Of course, one needs to report the effect estimate itself. Ideally the estimate and its CI are on a natural, interpretable scale (e.g., the risk ratio rather than the log odds ratio), though it may also be useful to include the scale on which inference is performed. For example, one may have computed the log risk ratio in order to compute its standard error and p-value for the test that it is equal to 0 (i.e., that the risk ratio is equal to 1), which can be reported, but the critical clinically useful measure is the risk ratio itself and its CI.

## Reporting software

In order to ensure results are replicable, one must report the specific software used and the version of that software. For example, one must specify that they are running the analysis in R (including the specific version of R used) and must name and cite all R packages used in the analysis (and their version). Instructions for citing a specific R package can be found by running `citation("pkg_name")`, e.g., `citation("MatchIt")`. In some cases, using a specific function in an R package has additional citation requirements. For example, when using optimal pair matching in `MatchIt`, in addition to citing `MatchIt`, one must also cite `optmatch`, which `MatchIt` uses under the hood. This is explained the documentation for using optimal pair matching with `MatchIt`, which can be accessed using `?method_optimal`.

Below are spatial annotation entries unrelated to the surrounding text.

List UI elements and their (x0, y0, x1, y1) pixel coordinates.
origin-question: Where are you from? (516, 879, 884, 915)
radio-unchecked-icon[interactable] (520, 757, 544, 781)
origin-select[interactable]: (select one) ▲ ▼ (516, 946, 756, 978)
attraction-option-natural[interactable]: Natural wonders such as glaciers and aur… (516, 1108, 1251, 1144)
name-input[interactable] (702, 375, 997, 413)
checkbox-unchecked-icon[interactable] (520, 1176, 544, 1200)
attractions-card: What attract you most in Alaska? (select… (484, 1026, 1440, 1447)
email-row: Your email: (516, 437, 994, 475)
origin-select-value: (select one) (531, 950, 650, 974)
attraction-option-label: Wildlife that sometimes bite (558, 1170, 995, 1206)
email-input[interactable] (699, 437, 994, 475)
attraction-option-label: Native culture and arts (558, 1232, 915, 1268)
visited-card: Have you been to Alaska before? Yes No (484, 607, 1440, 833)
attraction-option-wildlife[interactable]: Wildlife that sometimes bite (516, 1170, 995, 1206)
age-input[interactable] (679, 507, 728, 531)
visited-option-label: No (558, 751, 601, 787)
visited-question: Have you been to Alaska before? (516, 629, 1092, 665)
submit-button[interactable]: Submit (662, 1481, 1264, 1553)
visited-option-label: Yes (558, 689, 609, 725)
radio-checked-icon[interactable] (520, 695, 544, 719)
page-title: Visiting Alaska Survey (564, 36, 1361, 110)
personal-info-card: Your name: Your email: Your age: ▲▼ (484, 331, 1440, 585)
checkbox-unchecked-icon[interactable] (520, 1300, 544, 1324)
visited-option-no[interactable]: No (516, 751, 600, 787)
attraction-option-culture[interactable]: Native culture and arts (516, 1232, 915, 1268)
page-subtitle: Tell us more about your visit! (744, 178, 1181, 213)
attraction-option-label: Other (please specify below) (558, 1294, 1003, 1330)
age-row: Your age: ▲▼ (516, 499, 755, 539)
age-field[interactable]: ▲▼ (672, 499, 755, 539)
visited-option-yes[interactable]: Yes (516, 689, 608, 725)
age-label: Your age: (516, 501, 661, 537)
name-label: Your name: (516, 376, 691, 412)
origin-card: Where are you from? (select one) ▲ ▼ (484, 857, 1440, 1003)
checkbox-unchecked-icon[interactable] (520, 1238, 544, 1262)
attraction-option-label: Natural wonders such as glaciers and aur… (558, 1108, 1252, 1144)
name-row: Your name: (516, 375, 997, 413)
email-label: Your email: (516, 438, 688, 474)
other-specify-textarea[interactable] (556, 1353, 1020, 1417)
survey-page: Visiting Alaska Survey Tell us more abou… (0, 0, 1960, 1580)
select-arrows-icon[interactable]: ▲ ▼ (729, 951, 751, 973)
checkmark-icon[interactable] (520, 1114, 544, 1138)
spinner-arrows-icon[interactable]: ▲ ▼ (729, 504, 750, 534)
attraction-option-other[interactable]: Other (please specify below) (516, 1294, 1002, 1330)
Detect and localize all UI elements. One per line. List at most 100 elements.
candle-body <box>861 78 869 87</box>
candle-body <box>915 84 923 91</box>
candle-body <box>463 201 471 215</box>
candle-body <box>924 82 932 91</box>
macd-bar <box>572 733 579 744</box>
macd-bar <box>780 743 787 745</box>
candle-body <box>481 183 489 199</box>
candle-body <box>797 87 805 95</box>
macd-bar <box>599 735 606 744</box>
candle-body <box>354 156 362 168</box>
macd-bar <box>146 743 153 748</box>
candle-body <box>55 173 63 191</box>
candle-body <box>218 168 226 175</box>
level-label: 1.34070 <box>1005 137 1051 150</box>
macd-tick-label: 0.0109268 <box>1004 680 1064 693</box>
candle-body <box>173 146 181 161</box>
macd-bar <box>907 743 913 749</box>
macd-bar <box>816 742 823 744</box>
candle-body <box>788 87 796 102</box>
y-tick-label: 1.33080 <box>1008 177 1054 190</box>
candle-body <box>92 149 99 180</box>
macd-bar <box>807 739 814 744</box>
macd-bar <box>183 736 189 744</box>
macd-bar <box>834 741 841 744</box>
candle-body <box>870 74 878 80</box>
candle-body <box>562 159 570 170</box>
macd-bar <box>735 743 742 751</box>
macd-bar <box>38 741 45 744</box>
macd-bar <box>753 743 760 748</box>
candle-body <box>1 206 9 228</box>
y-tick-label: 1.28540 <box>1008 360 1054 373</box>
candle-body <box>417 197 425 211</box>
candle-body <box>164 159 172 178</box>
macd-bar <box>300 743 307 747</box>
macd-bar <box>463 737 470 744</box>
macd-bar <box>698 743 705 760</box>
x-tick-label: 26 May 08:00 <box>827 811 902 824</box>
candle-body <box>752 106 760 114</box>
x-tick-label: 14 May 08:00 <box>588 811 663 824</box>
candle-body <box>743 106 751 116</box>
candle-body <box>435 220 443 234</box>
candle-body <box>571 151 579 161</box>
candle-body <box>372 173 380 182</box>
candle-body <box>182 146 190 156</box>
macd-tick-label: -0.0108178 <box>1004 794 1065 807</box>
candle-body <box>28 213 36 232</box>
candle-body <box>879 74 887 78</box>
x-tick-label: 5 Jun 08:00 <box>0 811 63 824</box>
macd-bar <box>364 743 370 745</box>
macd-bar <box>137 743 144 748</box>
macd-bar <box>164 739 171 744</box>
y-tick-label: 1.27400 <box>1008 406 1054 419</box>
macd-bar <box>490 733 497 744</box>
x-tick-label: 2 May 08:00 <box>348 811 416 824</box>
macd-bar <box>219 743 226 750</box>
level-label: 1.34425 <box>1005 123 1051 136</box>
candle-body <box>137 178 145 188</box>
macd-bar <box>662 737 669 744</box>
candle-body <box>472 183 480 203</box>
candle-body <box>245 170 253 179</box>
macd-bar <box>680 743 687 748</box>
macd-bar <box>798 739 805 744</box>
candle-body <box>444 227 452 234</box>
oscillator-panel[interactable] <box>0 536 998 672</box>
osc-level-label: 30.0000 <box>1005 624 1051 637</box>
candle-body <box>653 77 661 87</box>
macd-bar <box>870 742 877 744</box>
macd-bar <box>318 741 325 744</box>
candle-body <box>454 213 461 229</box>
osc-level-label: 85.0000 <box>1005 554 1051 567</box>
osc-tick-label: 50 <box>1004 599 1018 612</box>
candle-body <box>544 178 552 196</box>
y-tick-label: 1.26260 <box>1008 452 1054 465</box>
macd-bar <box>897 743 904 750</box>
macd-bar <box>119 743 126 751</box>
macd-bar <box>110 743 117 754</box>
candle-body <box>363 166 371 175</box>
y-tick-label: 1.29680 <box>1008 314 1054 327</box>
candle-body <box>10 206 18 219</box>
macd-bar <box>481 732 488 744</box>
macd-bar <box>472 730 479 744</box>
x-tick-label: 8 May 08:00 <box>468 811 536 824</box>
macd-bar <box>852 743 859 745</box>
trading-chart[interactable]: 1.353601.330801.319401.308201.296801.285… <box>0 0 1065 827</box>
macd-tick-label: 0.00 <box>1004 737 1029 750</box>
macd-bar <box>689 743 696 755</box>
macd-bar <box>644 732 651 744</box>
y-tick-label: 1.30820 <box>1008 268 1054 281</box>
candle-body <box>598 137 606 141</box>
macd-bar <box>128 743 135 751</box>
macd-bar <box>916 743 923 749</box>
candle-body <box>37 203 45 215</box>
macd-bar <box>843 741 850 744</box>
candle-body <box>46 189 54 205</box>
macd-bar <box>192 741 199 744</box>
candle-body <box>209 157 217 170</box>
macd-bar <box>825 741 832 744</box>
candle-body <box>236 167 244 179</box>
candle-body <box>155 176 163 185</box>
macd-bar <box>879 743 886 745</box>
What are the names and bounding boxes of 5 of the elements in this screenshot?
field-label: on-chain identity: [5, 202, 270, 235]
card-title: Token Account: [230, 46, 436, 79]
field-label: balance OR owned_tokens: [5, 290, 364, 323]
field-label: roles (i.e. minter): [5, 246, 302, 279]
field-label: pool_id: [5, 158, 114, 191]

Often, the packages cited will include `MatchIt` or `WeightIt` for performing the matching or weighting, any package mentioned in the documentation page for the specific method used, `cobalt` for assessing balance, and `marginaleffects` for estimating the treatment effect. For survival outcomes, the `survival` package might be used. Citing packages in critical for ensuring the work done by package authors is correctly attributed. It also ensures someone attempting to replicate one's work can do so without having to infer the software used for the analysis.

## Reporting limitations

In order to provide context for the estimate and prevent misinterpretations, it is important to report the limitations of the study. Limitations often come in the form of assumptions that cannot be verified that would change the interpretation of the results if false. For example, if it is impossible to verify that all confounders of the treatment and outcome have been collected and adjusted for, the estimate cannot be interpreted as causal and may be biased for the true causal effect, in which case the inability to make a definitive causal claim is a limitation. If the most useful or desired estimand was the ATE, but aspects of the sample and analysis required that the ATO be estimated instead to preserve precision or achieve balance, the inability to generalize the effect to the intended population would be a limitation.

These are in addition to the limitations you would report even in a clinical trial, e.g., with respect to measurement error in the treatment, covariates, or outcome, timing of the outcome, treatment compliance, missing data, etc. The limitations section of a paper does not have to be long but anticipating criticism of the paper by acknowledging its limitations can go a long way in getting it accepted by reviewers.